Chinese people mainly buy luxury goods in brick-and-mortar stores overseas, according to a white paper published by Asia's biggest quality lifestyle platform Secoo Holding Ltd. [NASDAQ:SECO], Tencent Holdings Ltd. [HKG:0700] and Deloitte Touche Tohmatsu Ltd.
However, with the development of the internet, online channels now have ample room for growth. Last year, online luxury sales rose 12 percent in China, while the offline market grew just 2 percent, the paper said.
Online transactions made up just 8 percent of total luxury sales this year, though the report projects this may increase to 9 percent next year and climb as high as 13 percent by the end of 2021. The white paper shows that 50 percent of online luxury goods consumers are aged 25 to 35, 30 percent are aged 25 to 30, 15 percent are aged 18 to 24.

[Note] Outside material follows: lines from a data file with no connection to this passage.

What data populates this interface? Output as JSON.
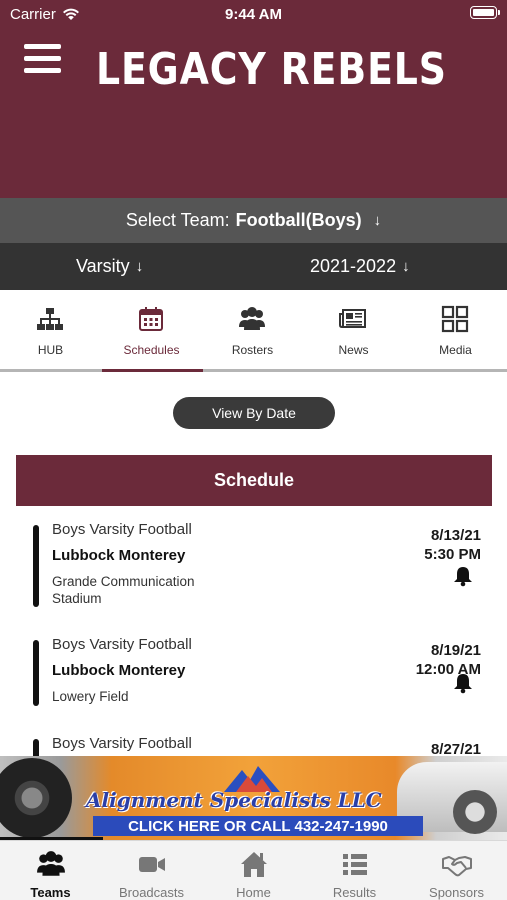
{
  "status_bar": {
    "carrier": "Carrier",
    "time": "9:44 AM"
  },
  "header": {
    "title": "LEGACY REBELS"
  },
  "team_select": {
    "label": "Select Team:",
    "value": "Football(Boys)"
  },
  "sub_select": {
    "level": "Varsity",
    "season": "2021-2022"
  },
  "tabs": [
    {
      "label": "HUB",
      "icon": "hierarchy-icon"
    },
    {
      "label": "Schedules",
      "icon": "calendar-icon",
      "active": true
    },
    {
      "label": "Rosters",
      "icon": "people-icon"
    },
    {
      "label": "News",
      "icon": "newspaper-icon"
    },
    {
      "label": "Media",
      "icon": "grid-icon"
    }
  ],
  "view_button": "View By Date",
  "schedule": {
    "title": "Schedule",
    "games": [
      {
        "sport": "Boys Varsity Football",
        "opponent": "Lubbock Monterey",
        "venue": "Grande Communication Stadium",
        "date": "8/13/21",
        "time": "5:30 PM"
      },
      {
        "sport": "Boys Varsity Football",
        "opponent": "Lubbock Monterey",
        "venue": "Lowery Field",
        "date": "8/19/21",
        "time": "12:00 AM"
      },
      {
        "sport": "Boys Varsity Football",
        "opponent": "",
        "venue": "",
        "date": "8/27/21",
        "time": ""
      }
    ]
  },
  "ad": {
    "title": "Alignment Specialists LLC",
    "cta": "CLICK HERE OR CALL 432-247-1990"
  },
  "bottom_nav": [
    {
      "label": "Teams",
      "icon": "people-icon",
      "active": true
    },
    {
      "label": "Broadcasts",
      "icon": "video-camera-icon"
    },
    {
      "label": "Home",
      "icon": "home-icon"
    },
    {
      "label": "Results",
      "icon": "list-icon"
    },
    {
      "label": "Sponsors",
      "icon": "handshake-icon"
    }
  ],
  "colors": {
    "brand": "#6b2a3a",
    "team_bar": "#555555",
    "sub_bar": "#333333"
  }
}
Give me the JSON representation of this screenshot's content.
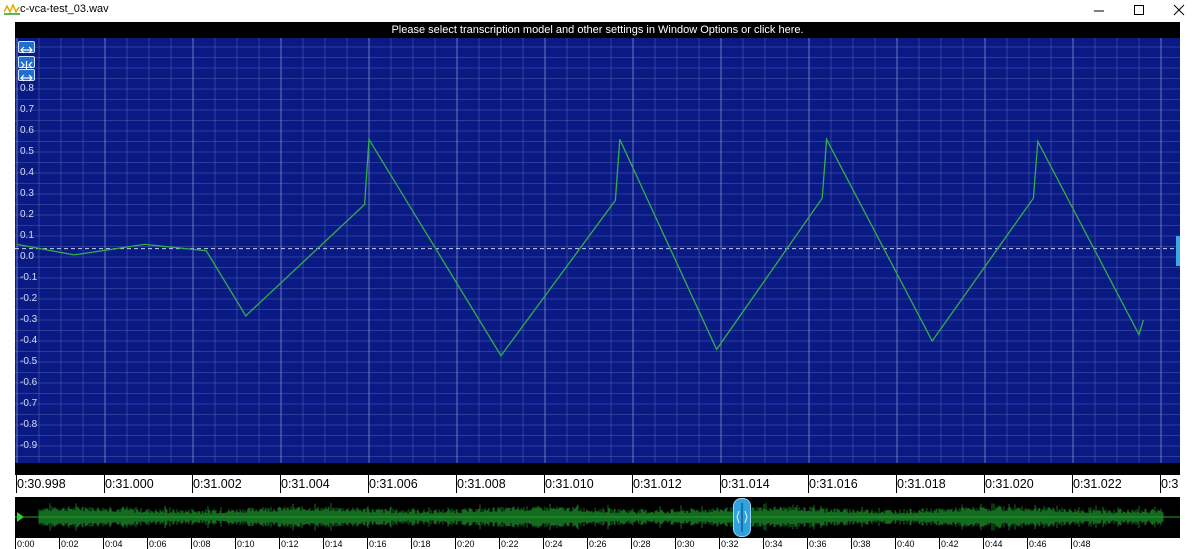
{
  "window": {
    "title": "c-vca-test_03.wav",
    "app_icon": "waveform-app-icon",
    "controls": {
      "minimize": "minimize-icon",
      "maximize": "maximize-icon",
      "close": "close-icon"
    }
  },
  "notice": "Please select transcription model and other settings in Window Options or click here.",
  "colors": {
    "wave_background": "#0a1a85",
    "grid_line": "#8f98cf",
    "waveform": "#2fb04a",
    "zero_line": "#c9d0ee",
    "overview_wave": "#1f9e2f",
    "handle": "#2fa2e0"
  },
  "zoom_buttons": [
    {
      "name": "zoom-fit-icon"
    },
    {
      "name": "zoom-out-icon"
    },
    {
      "name": "zoom-in-icon"
    }
  ],
  "amplitude_axis": {
    "ticks": [
      "0.8",
      "0.7",
      "0.6",
      "0.5",
      "0.4",
      "0.3",
      "0.2",
      "0.1",
      "0.0",
      "-0.1",
      "-0.2",
      "-0.3",
      "-0.4",
      "-0.5",
      "-0.6",
      "-0.7",
      "-0.8",
      "-0.9"
    ],
    "values": [
      0.8,
      0.7,
      0.6,
      0.5,
      0.4,
      0.3,
      0.2,
      0.1,
      0.0,
      -0.1,
      -0.2,
      -0.3,
      -0.4,
      -0.5,
      -0.6,
      -0.7,
      -0.8,
      -0.9
    ]
  },
  "time_ruler": {
    "labels": [
      "0:30.998",
      "0:31.000",
      "0:31.002",
      "0:31.004",
      "0:31.006",
      "0:31.008",
      "0:31.010",
      "0:31.012",
      "0:31.014",
      "0:31.016",
      "0:31.018",
      "0:31.020",
      "0:31.022",
      "0:3"
    ],
    "start_seconds": 30.998,
    "step_seconds": 0.002
  },
  "waveform": {
    "points": [
      [
        30.998,
        0.06
      ],
      [
        30.9993,
        0.01
      ],
      [
        31.0009,
        0.06
      ],
      [
        31.0023,
        0.03
      ],
      [
        31.0032,
        -0.28
      ],
      [
        31.0059,
        0.25
      ],
      [
        31.006,
        0.56
      ],
      [
        31.009,
        -0.47
      ],
      [
        31.0116,
        0.27
      ],
      [
        31.0117,
        0.56
      ],
      [
        31.0139,
        -0.44
      ],
      [
        31.0163,
        0.28
      ],
      [
        31.0164,
        0.56
      ],
      [
        31.0188,
        -0.4
      ],
      [
        31.0211,
        0.28
      ],
      [
        31.0212,
        0.55
      ],
      [
        31.0235,
        -0.37
      ],
      [
        31.0236,
        -0.3
      ]
    ]
  },
  "overview": {
    "labels": [
      "0:00",
      "0:02",
      "0:04",
      "0:06",
      "0:08",
      "0:10",
      "0:12",
      "0:14",
      "0:16",
      "0:18",
      "0:20",
      "0:22",
      "0:24",
      "0:26",
      "0:28",
      "0:30",
      "0:32",
      "0:34",
      "0:36",
      "0:38",
      "0:40",
      "0:42",
      "0:44",
      "0:46",
      "0:48"
    ],
    "position_seconds": 31.0
  }
}
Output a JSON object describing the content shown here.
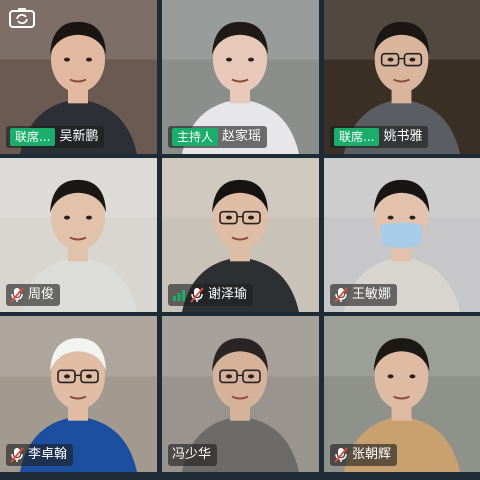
{
  "participants": [
    {
      "name": "吴新鹏",
      "role": "联席...",
      "mic": "none",
      "bg": "#6b5a52",
      "skin": "#e2b8a0",
      "hair": "#1a1512",
      "shirt": "#2c2f35"
    },
    {
      "name": "赵家瑶",
      "role": "主持人",
      "mic": "none",
      "bg": "#8a8f8c",
      "skin": "#e8c8b8",
      "hair": "#1f1a17",
      "shirt": "#e7e7ea"
    },
    {
      "name": "姚书雅",
      "role": "联席...",
      "mic": "none",
      "bg": "#3a3026",
      "skin": "#d9b59d",
      "hair": "#1c1715",
      "shirt": "#5a5d62"
    },
    {
      "name": "周俊",
      "role": "",
      "mic": "muted",
      "bg": "#d9d6d2",
      "skin": "#e2c2aa",
      "hair": "#1b1714",
      "shirt": "#dcdcda"
    },
    {
      "name": "谢泽瑜",
      "role": "",
      "mic": "active",
      "bg": "#c9c2b8",
      "skin": "#e0bea6",
      "hair": "#151312",
      "shirt": "#2d3033"
    },
    {
      "name": "王敏娜",
      "role": "",
      "mic": "muted",
      "bg": "#c7c6c8",
      "skin": "#e3c2ad",
      "hair": "#181514",
      "shirt": "#d8d4cf"
    },
    {
      "name": "李卓翰",
      "role": "",
      "mic": "muted",
      "bg": "#a39a8f",
      "skin": "#e0bda4",
      "hair": "#f3f3f2",
      "shirt": "#1d4fa0"
    },
    {
      "name": "冯少华",
      "role": "",
      "mic": "none",
      "bg": "#9a948e",
      "skin": "#d7b29b",
      "hair": "#2a2522",
      "shirt": "#6c6b68"
    },
    {
      "name": "张朝辉",
      "role": "",
      "mic": "muted",
      "bg": "#8e928a",
      "skin": "#dfbba3",
      "hair": "#1c1816",
      "shirt": "#c9a070"
    }
  ],
  "icons": {
    "camera_switch": "camera-switch-icon",
    "muted": "mic-off-icon",
    "active": "signal-bars-icon"
  },
  "colors": {
    "accent": "#1aad6b",
    "muted": "#e84b3c"
  }
}
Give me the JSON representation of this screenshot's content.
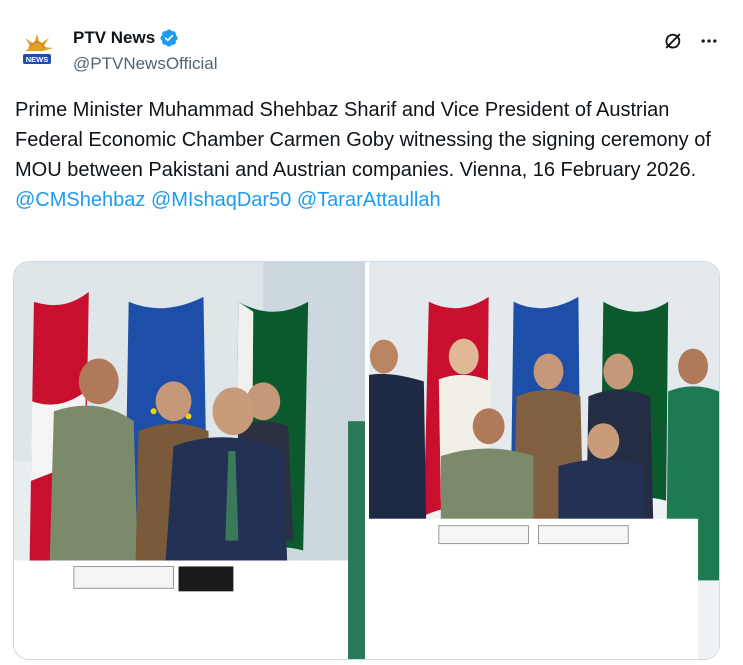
{
  "account": {
    "display_name": "PTV News",
    "handle": "@PTVNewsOfficial",
    "verified": true,
    "avatar_logo_text": "NEWS"
  },
  "tweet": {
    "text_plain": "Prime Minister Muhammad Shehbaz Sharif and Vice President of Austrian Federal Economic Chamber Carmen Goby witnessing the signing ceremony of MOU between Pakistani and Austrian companies. Vienna, 16 February 2026. ",
    "mentions": [
      "@CMShehbaz",
      "@MIshaqDar50",
      "@TararAttaullah"
    ]
  },
  "icons": {
    "verified": "verified-badge-icon",
    "grok": "grok-icon",
    "more": "more-options-icon"
  },
  "colors": {
    "text": "#0f1419",
    "secondary": "#536471",
    "link": "#1d9bf0",
    "border": "#cfd9de"
  }
}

The proportion of the 18-to-30 age group is still increasing, suggesting online consumers of high-end goods are becoming even younger
Those born between 1985 and 1995 have become major buyers in China's online market.
The report also analyzed online consumers by region. Beijing, Guangdong and Sichuan were the top three locations for luxury goods buyers, making up 22 percent of the total. Beijing had the largest number, contributing 10 percent of the total, followed by Guangdong (9 percent) and Sichuan (8.8 percent). Shanghai, often seen as being the home of luxury shopping in China, chipped in 8.5 percent.
Chinese shoppers are buying more niche brand products rather than well-known labels as they look to seek a less mainstream experience, the paper said. For example, more and more young people are starting to embrace Supreme and Vetements.